The SQL Server Database Engine automatically modifies indexes whenever insert, update, or delete operations are made to the underlying data. Over time these modifications can cause the information in the index to become scattered in the database (fragmented). Fragmentation exists when indexes have pages in which the logical ordering, based on the key value, does not match the physical ordering inside the data file. Heavily fragmented indexes can degrade query performance and cause your application to respond slowly, especially scan operations.
You can remedy index fragmentation by reorganizing or rebuilding an index.
SQL index maintenance guidelines
Now that we have a general idea of what the problem with fragmentation is, let’s focus on how to solve it. We can fix this in two ways. There are pros and cons for both of these ways, and which one we choose will depend on the environment, situation, database size, etc. Both have the same goal and that is achieving the sequential everything:
- Rebuild – this creates a brand-new SQL index. Rebuilding is cleaner, easier and usually much quicker (this is noticeably quicker on a large database). We do lose a little bit of concurrency when doing an online rebuilt because it creates an SCH-M lock and on top of that if you run this during a busy day and it’s sucking up too many resources, you will probably have to cancel the whole operation. This means that it will actually roll-back everything like it was a transaction.
- Reorganize – this fixes physical order and compact pages. Reorganizing is better for concurrency and furthermore, if the operation is canceled like in the example before, it will simply just stop, and we will not lose the work it did right until the moment when it was canceled.
Reorganizing an index uses minimal system resources and is an online operation. This means long-term blocking table locks are not held and queries or updates to the underlying table can continue during the ALTER INDEX REORGANIZE
transaction.
Rebuilding an index drops and re-creates the index. Depending on the type of index and Database Engine version, this can be done online or offline.
Space Required
Rebuilding an index requires building a new index before dropping the old index, regardless of the amount of fragmentation present in the old index. This means you need to have enough free space to accommodate the new index.
Reorganizing an index first squishes the index rows together to try to deallocate some index pages, and then shuffles the remaining pages in place to make their physical (allocation) order the same as the logical (key) order. This only requires a single 8-KB page, as a temporary storage for pages being moved around. So an index reorganize is extremely space efficient.
Algorithm Speed
An index rebuild will always build a new index, even if there’s no fragmentation. The length of time the rebuild takes is related to the size of the index, not the amount of fragmentation in it.
Reorganizing an index only deals with the fragmentation that exists, and the more fragmentation there is, the longer a reorganize will take.
Interruptible or Not
An index rebuild operation cannot be interrupted without it rolling back everything it’s done so far – it’s atomic – all or nothing. In SQL Server 2017, however, there is a resumable-online index rebuild feature.
An index reorganize can be interrupted and the worst that will happen is that a single page move operation is rolled back.
Statistics
An index rebuild will always rebuild the index column statistics with the equivalent of a full scan (or sampled, for an index partition or if the index is partitioned).

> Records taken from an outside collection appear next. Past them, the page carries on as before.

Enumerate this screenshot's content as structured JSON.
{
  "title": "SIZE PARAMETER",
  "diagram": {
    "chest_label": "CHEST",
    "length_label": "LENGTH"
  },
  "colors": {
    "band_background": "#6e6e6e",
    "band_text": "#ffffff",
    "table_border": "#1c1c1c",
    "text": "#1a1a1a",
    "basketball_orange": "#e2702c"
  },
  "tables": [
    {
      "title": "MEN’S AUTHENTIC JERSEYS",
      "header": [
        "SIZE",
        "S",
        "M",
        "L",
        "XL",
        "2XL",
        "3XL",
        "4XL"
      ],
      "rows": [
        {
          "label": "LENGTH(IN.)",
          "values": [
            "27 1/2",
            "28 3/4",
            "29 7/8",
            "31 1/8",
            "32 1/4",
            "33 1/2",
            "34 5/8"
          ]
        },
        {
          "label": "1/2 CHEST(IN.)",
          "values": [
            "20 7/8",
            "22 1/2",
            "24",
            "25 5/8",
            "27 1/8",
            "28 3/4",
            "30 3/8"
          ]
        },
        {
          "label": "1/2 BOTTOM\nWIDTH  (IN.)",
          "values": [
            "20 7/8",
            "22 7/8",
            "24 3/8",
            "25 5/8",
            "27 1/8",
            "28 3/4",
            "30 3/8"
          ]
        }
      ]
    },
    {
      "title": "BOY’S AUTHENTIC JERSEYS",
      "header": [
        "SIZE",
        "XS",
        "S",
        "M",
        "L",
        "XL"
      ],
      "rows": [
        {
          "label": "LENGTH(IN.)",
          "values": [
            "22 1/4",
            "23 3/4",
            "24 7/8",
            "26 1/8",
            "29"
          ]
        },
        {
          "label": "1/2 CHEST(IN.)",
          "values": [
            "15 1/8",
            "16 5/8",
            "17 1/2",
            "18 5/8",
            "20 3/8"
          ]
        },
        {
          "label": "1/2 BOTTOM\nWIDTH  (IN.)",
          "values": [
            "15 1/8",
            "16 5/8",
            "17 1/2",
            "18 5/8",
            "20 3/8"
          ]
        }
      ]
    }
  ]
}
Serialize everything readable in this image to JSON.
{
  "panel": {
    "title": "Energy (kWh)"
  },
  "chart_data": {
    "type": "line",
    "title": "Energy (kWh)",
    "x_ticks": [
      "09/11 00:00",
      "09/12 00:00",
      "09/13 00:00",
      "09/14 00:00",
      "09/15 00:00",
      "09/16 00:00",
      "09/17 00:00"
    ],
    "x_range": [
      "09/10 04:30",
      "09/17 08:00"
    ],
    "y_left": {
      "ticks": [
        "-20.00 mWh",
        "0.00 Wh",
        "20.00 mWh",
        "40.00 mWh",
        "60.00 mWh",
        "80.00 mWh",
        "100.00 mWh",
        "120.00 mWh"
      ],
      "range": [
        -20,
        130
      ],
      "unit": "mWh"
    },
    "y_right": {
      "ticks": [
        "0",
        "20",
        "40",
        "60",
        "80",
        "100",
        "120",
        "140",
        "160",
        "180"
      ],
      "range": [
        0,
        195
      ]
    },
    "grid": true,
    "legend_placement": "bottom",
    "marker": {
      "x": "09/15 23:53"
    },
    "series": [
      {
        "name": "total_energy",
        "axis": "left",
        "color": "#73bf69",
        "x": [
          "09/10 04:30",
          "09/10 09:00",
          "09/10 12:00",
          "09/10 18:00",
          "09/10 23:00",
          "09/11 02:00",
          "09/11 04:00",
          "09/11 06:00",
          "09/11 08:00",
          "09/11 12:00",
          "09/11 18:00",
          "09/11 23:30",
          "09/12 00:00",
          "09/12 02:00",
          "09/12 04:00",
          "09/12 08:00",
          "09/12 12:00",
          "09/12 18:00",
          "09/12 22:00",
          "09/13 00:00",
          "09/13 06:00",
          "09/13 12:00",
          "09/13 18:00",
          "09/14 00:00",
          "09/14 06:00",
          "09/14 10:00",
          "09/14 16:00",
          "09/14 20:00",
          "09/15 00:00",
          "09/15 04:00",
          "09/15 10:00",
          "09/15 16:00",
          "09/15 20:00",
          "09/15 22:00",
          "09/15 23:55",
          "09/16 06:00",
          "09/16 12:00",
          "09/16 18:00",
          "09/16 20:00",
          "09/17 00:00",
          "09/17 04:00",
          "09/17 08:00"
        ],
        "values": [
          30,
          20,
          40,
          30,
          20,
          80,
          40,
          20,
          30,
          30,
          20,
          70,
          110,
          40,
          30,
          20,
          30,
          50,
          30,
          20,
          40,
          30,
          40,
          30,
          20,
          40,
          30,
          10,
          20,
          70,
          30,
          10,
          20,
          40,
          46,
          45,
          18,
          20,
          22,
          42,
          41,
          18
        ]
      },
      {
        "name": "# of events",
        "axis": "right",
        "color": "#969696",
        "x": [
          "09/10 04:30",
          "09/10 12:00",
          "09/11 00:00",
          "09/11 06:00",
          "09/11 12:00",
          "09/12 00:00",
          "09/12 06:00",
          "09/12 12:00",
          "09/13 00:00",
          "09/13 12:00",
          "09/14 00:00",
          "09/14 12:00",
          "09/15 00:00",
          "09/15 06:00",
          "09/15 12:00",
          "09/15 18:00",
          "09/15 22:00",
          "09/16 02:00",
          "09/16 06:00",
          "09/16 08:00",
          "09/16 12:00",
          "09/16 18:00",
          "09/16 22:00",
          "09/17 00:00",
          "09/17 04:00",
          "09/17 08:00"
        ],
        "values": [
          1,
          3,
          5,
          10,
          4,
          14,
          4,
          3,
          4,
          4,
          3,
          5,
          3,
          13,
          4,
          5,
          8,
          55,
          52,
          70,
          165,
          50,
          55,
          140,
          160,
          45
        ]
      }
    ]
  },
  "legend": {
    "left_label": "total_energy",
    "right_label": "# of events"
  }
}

An index reorganize does not see a total view of the index and so cannot update statistics, meaning that manual index statistics maintenance is required.
Transaction Log Generated
In the FULL recovery mode, an index rebuild is fully logged, so the transaction log will have to accommodate the full size of the index in a single transaction. This also means the entire generated transaction log may need to be mirrored, sent to your AG replicas, scanned by replication, backed up, and so on.
In the SIMPLE and BULK_LOGGED recovery modes, the amount of transaction log generated by an offline index rebuild will be minimal (online index rebuild is always fully logged) – just the allocations of pages and extents. However, the next log backup performed (either in BULK_LOGGED or after switching to FULL) will also contain all the extents changed by the rebuild, and so the log backup will be roughly the same size as if the rebuild was done in the FULL recovery mode. The benefits are in time and the fact that the transaction log itself does not have to accommodate the full size of the index during the rebuild in a single transaction.
In all recovery modes, reorganizing an index is fully logged, but is performed as a series of small transactions so should not cause the transaction log to grow inordinately. And of course, transaction log is only generated for the operations performed, which may be less for a reorganize as it only deals with fragmentation that exists.
Locks Required
An offline index rebuild of any index holds a schema-modification (i.e. super-exclusive) table lock – no updates or reads of the entire table.
An online index rebuild of any index acquires a short-term shared table lock at the start of the operation, holds an intent-shared table lock throughout the operation (which will only block exclusive and schema-modification table locks), and then acquires a short-term schema-modification table lock at the end of the operation.
An index reorganize holds an intent-exclusive table lock throughout the operation, which will only block shared, exclusive, and schema-modification table locks.